Thursday, February 16, 2012

Teaching to the Test

"Teaching to the test" has become this cliché catch phrase for part of what is wrong with education in America. Teachers are forced to teach to the test, oh my!


This drives me crazy.


Here is how teaching works. First, someone has determined what kids should know in a certain subject at a certain age (say, Ancient Greece in 6th grade). "Someone" means the committee that created the state standards. Next, publishing companies create textbooks to meet these requirements as closely as possible so that schools will select their materials. This includes an assessment (test) to determine if students learned "what they were supposed to" from the chapter/unit/etc.


When I teach a chapter, I look at the test. What is on it? This shows me what the publisher thinks students should take-away from the lesson. I compare that with state/district/school requirements for the unit as well as my own expectations.
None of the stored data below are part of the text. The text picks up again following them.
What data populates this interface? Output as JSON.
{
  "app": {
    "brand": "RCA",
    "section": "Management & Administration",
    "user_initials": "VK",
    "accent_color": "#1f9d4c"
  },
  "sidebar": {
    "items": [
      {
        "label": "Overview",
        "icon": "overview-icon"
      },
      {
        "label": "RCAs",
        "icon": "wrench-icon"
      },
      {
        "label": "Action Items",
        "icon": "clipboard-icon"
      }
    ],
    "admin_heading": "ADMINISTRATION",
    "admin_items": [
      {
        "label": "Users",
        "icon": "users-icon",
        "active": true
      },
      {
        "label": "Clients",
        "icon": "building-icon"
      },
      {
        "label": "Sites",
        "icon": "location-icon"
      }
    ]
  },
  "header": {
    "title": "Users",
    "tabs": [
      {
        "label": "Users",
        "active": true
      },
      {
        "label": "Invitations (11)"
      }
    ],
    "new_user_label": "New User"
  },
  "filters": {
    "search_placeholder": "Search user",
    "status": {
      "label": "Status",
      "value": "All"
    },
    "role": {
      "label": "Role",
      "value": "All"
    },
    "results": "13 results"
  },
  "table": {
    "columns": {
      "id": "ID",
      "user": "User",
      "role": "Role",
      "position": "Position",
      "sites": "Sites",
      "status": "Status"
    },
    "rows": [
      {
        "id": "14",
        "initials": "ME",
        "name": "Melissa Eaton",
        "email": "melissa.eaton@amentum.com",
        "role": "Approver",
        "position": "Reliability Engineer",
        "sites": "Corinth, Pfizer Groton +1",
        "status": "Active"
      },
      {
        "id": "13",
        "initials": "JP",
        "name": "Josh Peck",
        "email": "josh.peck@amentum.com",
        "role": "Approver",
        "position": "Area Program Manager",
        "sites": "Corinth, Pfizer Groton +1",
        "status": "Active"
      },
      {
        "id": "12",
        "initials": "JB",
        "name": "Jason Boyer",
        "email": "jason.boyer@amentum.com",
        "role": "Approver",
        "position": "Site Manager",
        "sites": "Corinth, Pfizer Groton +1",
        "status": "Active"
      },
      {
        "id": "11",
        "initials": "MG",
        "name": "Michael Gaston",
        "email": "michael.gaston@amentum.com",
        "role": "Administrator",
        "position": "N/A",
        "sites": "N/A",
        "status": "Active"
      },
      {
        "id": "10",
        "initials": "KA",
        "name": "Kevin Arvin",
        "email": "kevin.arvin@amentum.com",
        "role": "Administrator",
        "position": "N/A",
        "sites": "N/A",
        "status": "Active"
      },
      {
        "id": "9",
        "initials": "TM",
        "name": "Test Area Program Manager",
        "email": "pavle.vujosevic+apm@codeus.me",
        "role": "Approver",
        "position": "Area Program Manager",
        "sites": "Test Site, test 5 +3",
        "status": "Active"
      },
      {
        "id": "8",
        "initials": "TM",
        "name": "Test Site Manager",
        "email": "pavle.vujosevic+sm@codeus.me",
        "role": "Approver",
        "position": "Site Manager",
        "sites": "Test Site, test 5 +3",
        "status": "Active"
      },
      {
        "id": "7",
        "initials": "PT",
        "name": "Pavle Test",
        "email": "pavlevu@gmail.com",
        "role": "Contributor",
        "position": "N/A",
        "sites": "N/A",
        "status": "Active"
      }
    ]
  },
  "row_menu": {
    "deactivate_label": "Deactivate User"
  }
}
In some cases, I may add my own questions or replace some questions. I will also have other activities that are evaluated separately from the test. In any event, I have to know what I want students to learn before I can create lesson plans and teach them or provide them with learning opportunities to learn that information.


So in a sense, all teaching is teaching to a test. 


The catch phrase is short-hand for teaching to THE standardized test. And worse, to the inaccurate, unfair standardized test. Therein lies the problem. Not teaching to a test, per se, but that teachers focus (too much) time attempting to prepare students for tests that it seems educators or "the public" do not believe are a fair or accurate assessment of student ability. So by spending time on this, we are taking time away from other skills we could be teaching instead.


Teachers will always "teach to a test" part of the time. In most cases, they have some sort of control over the assessment to which they are teaching, creating it to make sure it evaluates students on the facts/skills/etc. that teachers want them to have learned and remembered from a given unit.